Obviously, there are other elements that define Peter Parker. Spencer already pointed out Spidey’s quippyness as one of those elements, and I have to agree that it’s as true now as it ever was. Unfortunately, in light of his changes in status and scope, the jokes feel less like Peter being Peter, and more like Peter channeling Robert Downey Jr.’s Tony Stark. His character traits and circumstances are all interconnected — a web, if you will — so changing any one can have profound ripple effects.
I know that sounds like a dire diagnosis of this series, but here’s the thing: I know nobody understands this better than Dan Slott. Whatever changes Slott may make (say, turning everyone into spiders, or just straight-up killing Peter Parker) are all about celebrating what’s great about Spider-Man. I may not see how “Spider-Man does Batman Incorporated” fits with the Peter that I know and love, but I have absolute faith that Slott does. Maybe this will all bring Peter back to zero, or maybe he really is done swinging around New York City, but I trust that it will feel like Peter Parker, even if I can’t see it now.

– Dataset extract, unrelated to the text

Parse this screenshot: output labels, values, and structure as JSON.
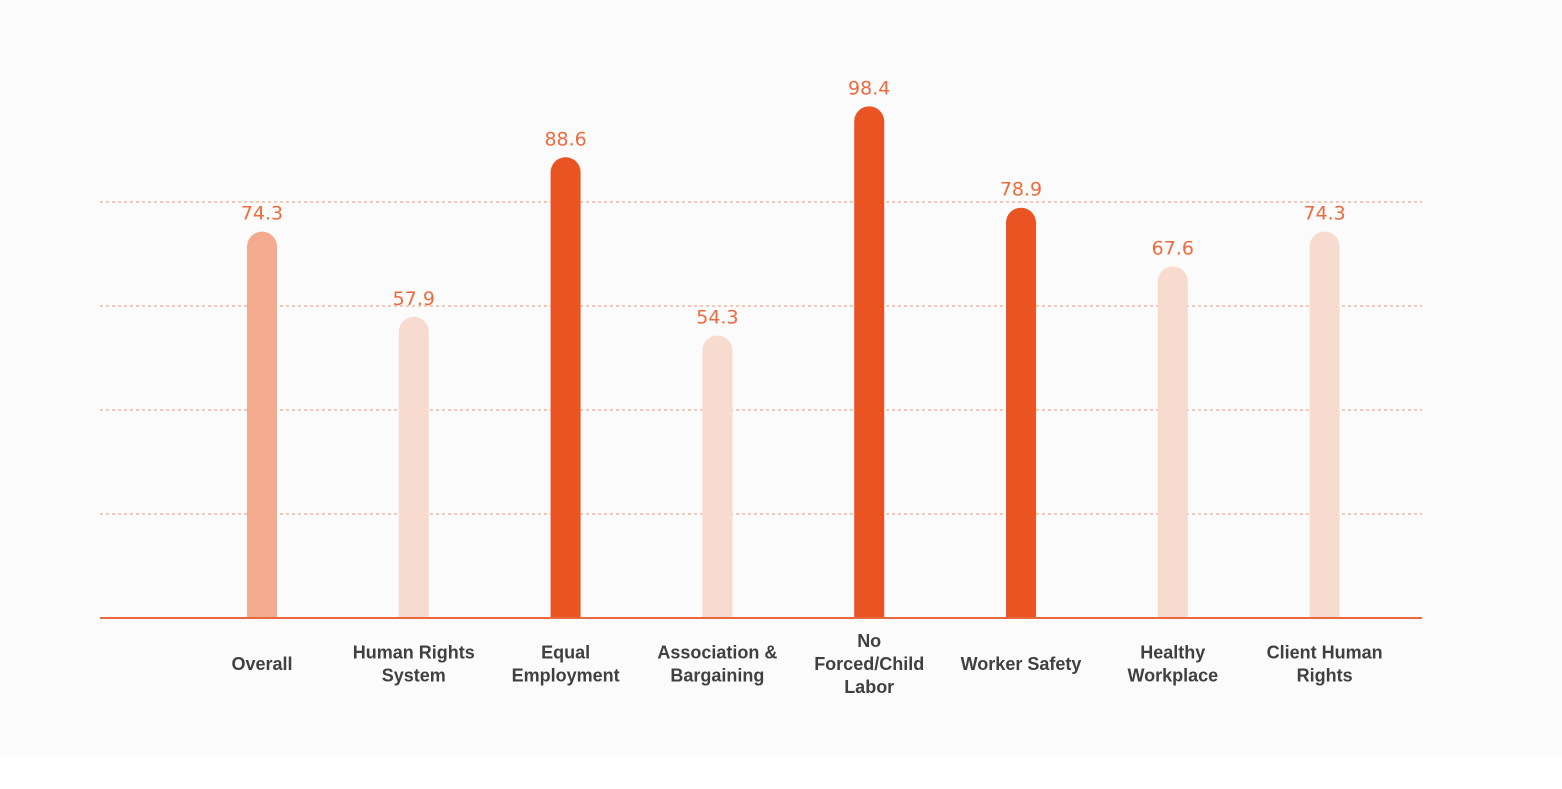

But that leaves this issue as more of an intriguing question mark than a stable statement of purpose. As you suggest, Spencer, all of these things going right in Peter’s life sure sounds like a set-up for some of that classic Parker luck. We get hints of that in this issue — the Zodiac showing up immediately after Peter’s grand gesture at Max’s wedding, whatever it is that Sajani is planning, and of course, the return of both Doc Ock and Regent — but it’s still weird to see Peter with such stability in his life both in and out of the costume.
Spencer, I’m most intrigued about your questions regarding Peter’s personal life. Even Max’s wedding turns out to be more about business than pleasure, so we don’t really have any idea what’s going on with Peter. I think I might put “relationship with Aunt May” up there on the list of important Spider-Man story elements, so it’s a little disconcerting that she doesn’t appear at all. That might be a change too big (and too cruel) for Slott to try and pull off-camera, but I think Slott is trying to goose us a little. She’s probably fine, but that question might be masking some smaller tragedy we don’t see coming.
This issue definitely was not what I was expecting. Maybe I’m just jarred by the time-jump — so much of Slott’s run has been about deliberate (if sometimes long-gestating) cause and effect that a sudden change like this feels particularly sudden. Ultimately, I know that whatever reservations I have about the premise are designed very intentionally by Slott. That doesn’t make for the most satisfying first issue, but it might just set up an even more satisfying payoff than we’ve ever seen before.